Isn't that a funny quote? It's especially peculiar when you consider that Horyn wrote a groundbreaking article called "Two Clicks Behind" on how behind the fashion industry is in relation to the Internet.

But oh well, while Horyn thinks it over, one of my all-time favorite fashion critics, The Washington Post's Robin Givhan, has had her blog, Off the Runway, up and running since February.

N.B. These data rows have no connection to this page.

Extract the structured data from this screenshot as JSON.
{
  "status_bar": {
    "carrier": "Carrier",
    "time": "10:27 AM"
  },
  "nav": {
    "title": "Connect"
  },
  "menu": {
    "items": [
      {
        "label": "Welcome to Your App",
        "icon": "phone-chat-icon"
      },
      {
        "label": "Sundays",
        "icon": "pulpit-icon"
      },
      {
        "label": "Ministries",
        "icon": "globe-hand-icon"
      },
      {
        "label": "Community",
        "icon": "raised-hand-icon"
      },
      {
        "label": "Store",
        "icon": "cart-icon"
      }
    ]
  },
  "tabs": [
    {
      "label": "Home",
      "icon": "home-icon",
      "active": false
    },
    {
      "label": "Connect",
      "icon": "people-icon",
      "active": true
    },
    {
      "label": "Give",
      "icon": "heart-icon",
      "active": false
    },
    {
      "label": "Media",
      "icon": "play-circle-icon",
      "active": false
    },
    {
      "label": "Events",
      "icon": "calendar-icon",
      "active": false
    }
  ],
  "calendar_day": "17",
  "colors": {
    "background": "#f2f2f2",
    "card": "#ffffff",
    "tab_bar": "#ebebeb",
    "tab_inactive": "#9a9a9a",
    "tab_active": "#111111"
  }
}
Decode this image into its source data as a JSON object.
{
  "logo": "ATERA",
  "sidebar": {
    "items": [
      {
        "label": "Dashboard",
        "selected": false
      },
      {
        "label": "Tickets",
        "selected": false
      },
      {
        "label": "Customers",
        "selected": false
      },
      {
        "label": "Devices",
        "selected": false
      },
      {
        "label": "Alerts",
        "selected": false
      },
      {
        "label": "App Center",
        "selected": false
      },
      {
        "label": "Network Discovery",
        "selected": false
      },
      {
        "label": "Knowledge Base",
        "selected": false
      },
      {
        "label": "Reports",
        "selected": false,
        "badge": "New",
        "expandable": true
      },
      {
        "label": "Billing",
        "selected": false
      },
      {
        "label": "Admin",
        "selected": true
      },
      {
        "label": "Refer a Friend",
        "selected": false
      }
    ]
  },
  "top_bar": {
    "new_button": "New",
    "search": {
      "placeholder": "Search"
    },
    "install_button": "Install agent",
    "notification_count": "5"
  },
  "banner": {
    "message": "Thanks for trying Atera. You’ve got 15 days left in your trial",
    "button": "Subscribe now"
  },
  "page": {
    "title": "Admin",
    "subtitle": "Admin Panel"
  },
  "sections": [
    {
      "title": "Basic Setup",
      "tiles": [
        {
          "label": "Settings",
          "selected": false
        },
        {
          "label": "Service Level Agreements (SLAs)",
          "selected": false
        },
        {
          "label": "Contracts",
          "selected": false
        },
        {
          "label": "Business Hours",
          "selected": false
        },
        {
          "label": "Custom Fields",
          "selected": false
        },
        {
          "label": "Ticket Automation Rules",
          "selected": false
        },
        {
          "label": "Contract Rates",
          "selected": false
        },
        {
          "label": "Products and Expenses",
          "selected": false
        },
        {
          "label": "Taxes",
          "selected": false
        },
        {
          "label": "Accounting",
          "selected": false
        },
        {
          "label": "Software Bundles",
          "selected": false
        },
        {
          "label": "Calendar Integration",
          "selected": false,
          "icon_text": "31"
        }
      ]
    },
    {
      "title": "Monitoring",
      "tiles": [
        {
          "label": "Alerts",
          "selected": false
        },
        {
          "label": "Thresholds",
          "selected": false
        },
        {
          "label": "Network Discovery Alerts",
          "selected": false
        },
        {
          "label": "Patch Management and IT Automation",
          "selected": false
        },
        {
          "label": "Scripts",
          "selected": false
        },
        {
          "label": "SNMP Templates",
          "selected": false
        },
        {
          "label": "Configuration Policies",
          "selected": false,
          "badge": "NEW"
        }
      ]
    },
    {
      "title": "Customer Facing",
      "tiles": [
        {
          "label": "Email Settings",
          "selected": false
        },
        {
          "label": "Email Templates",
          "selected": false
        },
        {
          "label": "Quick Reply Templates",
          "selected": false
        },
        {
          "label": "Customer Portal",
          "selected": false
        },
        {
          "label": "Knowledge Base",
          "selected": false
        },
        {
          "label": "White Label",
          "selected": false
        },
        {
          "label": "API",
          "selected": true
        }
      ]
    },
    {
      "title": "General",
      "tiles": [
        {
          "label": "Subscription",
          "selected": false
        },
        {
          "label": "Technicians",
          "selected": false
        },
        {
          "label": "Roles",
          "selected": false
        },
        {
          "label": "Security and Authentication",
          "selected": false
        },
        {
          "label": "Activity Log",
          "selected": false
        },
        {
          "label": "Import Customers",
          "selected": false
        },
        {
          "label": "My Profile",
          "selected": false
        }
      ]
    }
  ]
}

And you know something? Down below when I was posting about those blackface models in the Tabisha Nobukuni show in Japan, I took the lazy way out by saying I didn't want to comment cause I'm white. Actually, I was just wanting to hear what other people had to say about the topic cause I genuinely didn't know what to think! And lo, as I was perusing Givhan's blog, I came across a post on Models of Color that sums up my feelings quite nicely. In talking about the March Givenchy show, Givhan wrote:

Finally the show started and the first handful of models out of the gate were black. They were dressed in different variations on a black dress. They were wearing thick black-rimmed glasses. Some of them were carrying Givenchy handbags and luggage.

After the short parade of matching black girls, out came the other models. And that's when we got annoyed and started feeling like we were going to have to tap into some inner Malcolm X. Why can't the black models just be part of the show? Why do they always have to be part of gimmick? At Issey Miyake, for instance, they came out in tribal paint and breastplates because the collection had an African/Asian/South Pacific inspiration. (But we did not see any other models looking like they had stepped off the Discovery Channel.) Can't the black girls just wear a nice evening gown? At Givenchy, they practically looked like the porters for the "real" models.

And that is the problem I have with the black face used at the Taisha Nobukuni show. Blackness shouldn't be used as a show prop or as Givhan states, "part of a gimmick." Okay, so you're fascinated by the culture, but behind all the music and art and fashion, there are real people, whose humanity should never be forgotten.